There were some pretty lofty time stipulations, too. For the boys, you had to run each lap faster than 1 minute, 45 seconds. To add to the torture, you only had one minute to eat the donut. The female runners had two minutes to run the lap.

With everything explained, Matanzas coach James Wolfe ordered all runners to grab a donut and begin eating. The clock started.

I searched around like a scavenger for the smallest possible donut. I needed to cut every corner I could. Once I found my victim, I balled the donut up like a piece of Play-Doh in my hand and scarfed it down.

Off I went on the first lap.

I was at a pretty good pace, finishing in about 1:40. I wasn’t too tired.
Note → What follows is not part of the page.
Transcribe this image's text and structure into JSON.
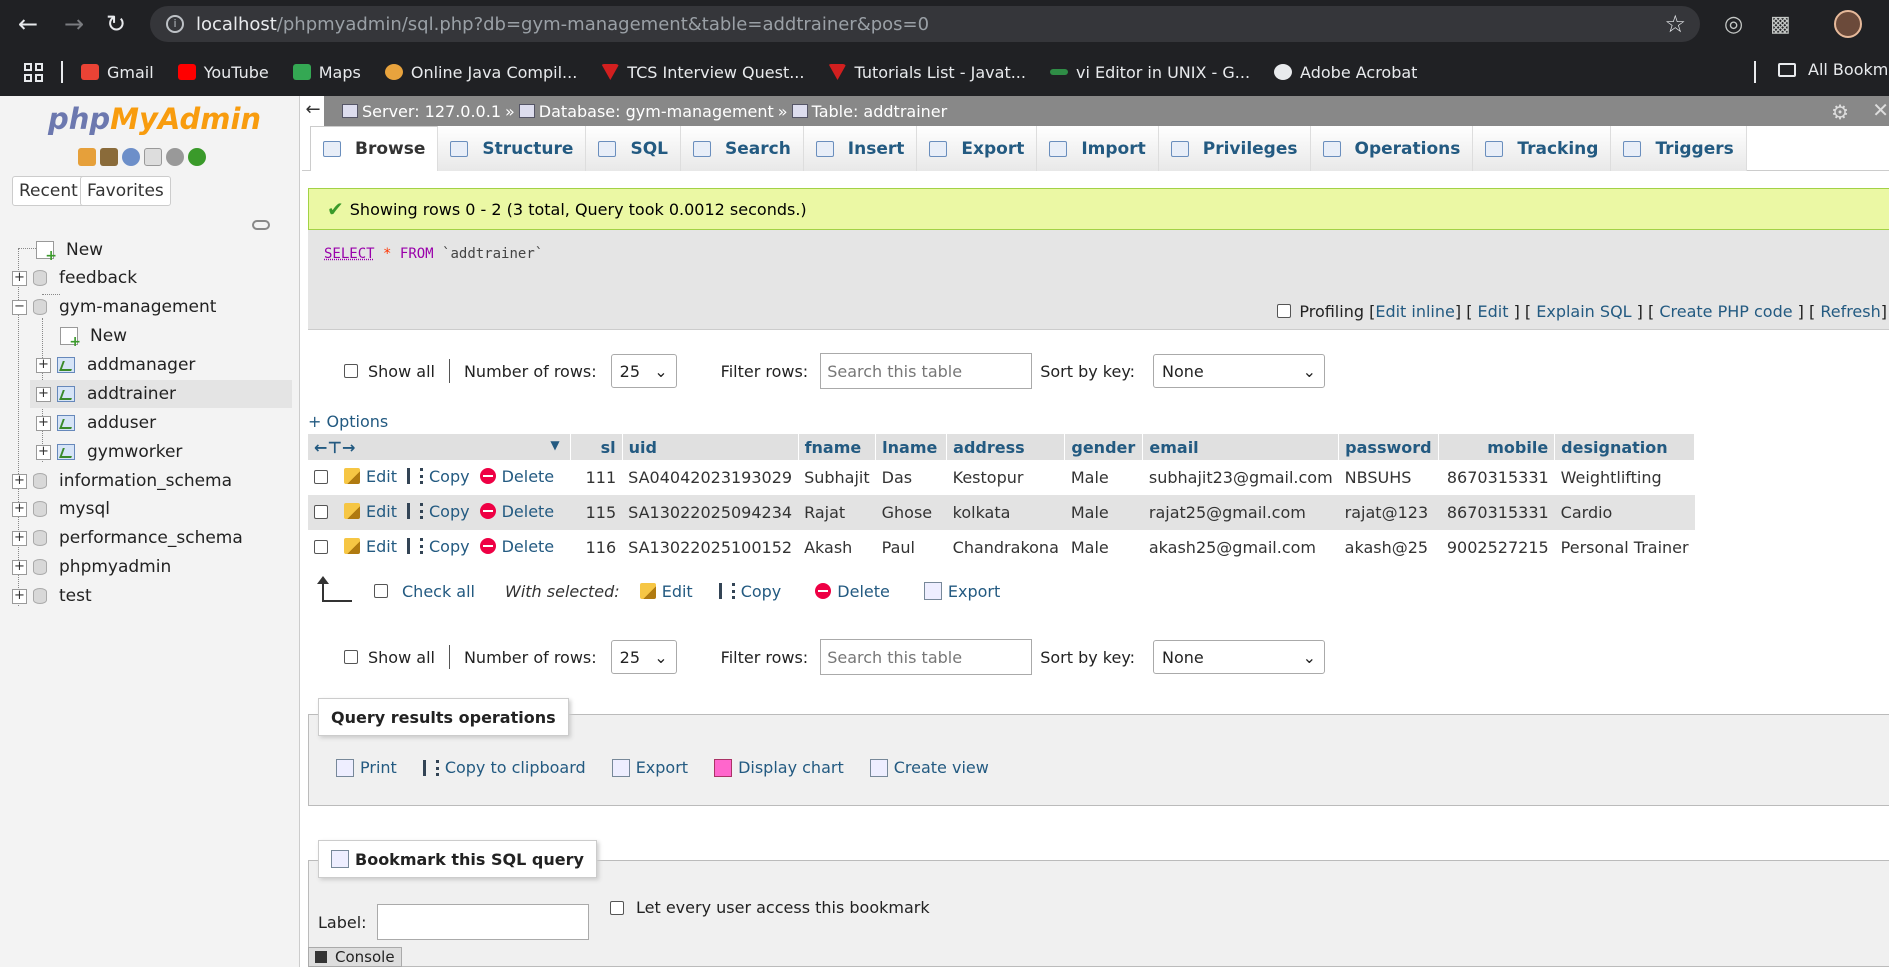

But the fun was just beginning.

Time for donut No. 2.

It was more of the same — trying to find the smallest donut available and thinking of ways to ease the process of actually eating it.

Earlier that morning, I enjoyed the blueberry cake donut. But I didn’t enjoy these donuts one bit. I resented the fact that I had icing all over my hands and in my beard. Just the smell was beginning to get to me.

I got down the last bite just in time to set off on the second lap.

In the back of my mind, I was thinking, I won’t be able to last much longer. But thanks to my co-workers thinking I wouldn’t last very long, I had motivation to prove them wrong.

The only one who gave me credit was Mallorie Bruce, our layout editor, who said I could finish seven.

Five laps in, I was preparing to eat my sixth donut, and runners were dropping like flies. All the small donuts had disappeared by then, so I had to think of another way to gain that edge.

I grabbed some water and, after stuffing the donut in my mouth, I squirted water in next. It turned into glazed-donut soup. Albeit tasty, I never would recommend it for anyone, especially not when you’re running a 6-minute mile pace in 95-degree weather.

Eight donuts and two miles later, I called it quits. I proved everyone wrong. Sweet victory!

But I was outlasted by several runners.

Joe Rosell defended his title by downing 18 donuts and completing 18 laps. Gabrielle Prickett was the girls winner, after she finished 13 donuts/laps.

“This is an event that we do strictly for fun,” Wolfe said. “It is totally counterproductive when it comes to training, but our athletes seem to enjoy suffering through it as a matter of pride.”

I’ll probably stay away from donuts for now. For the record, I didn’t throw up ... yet.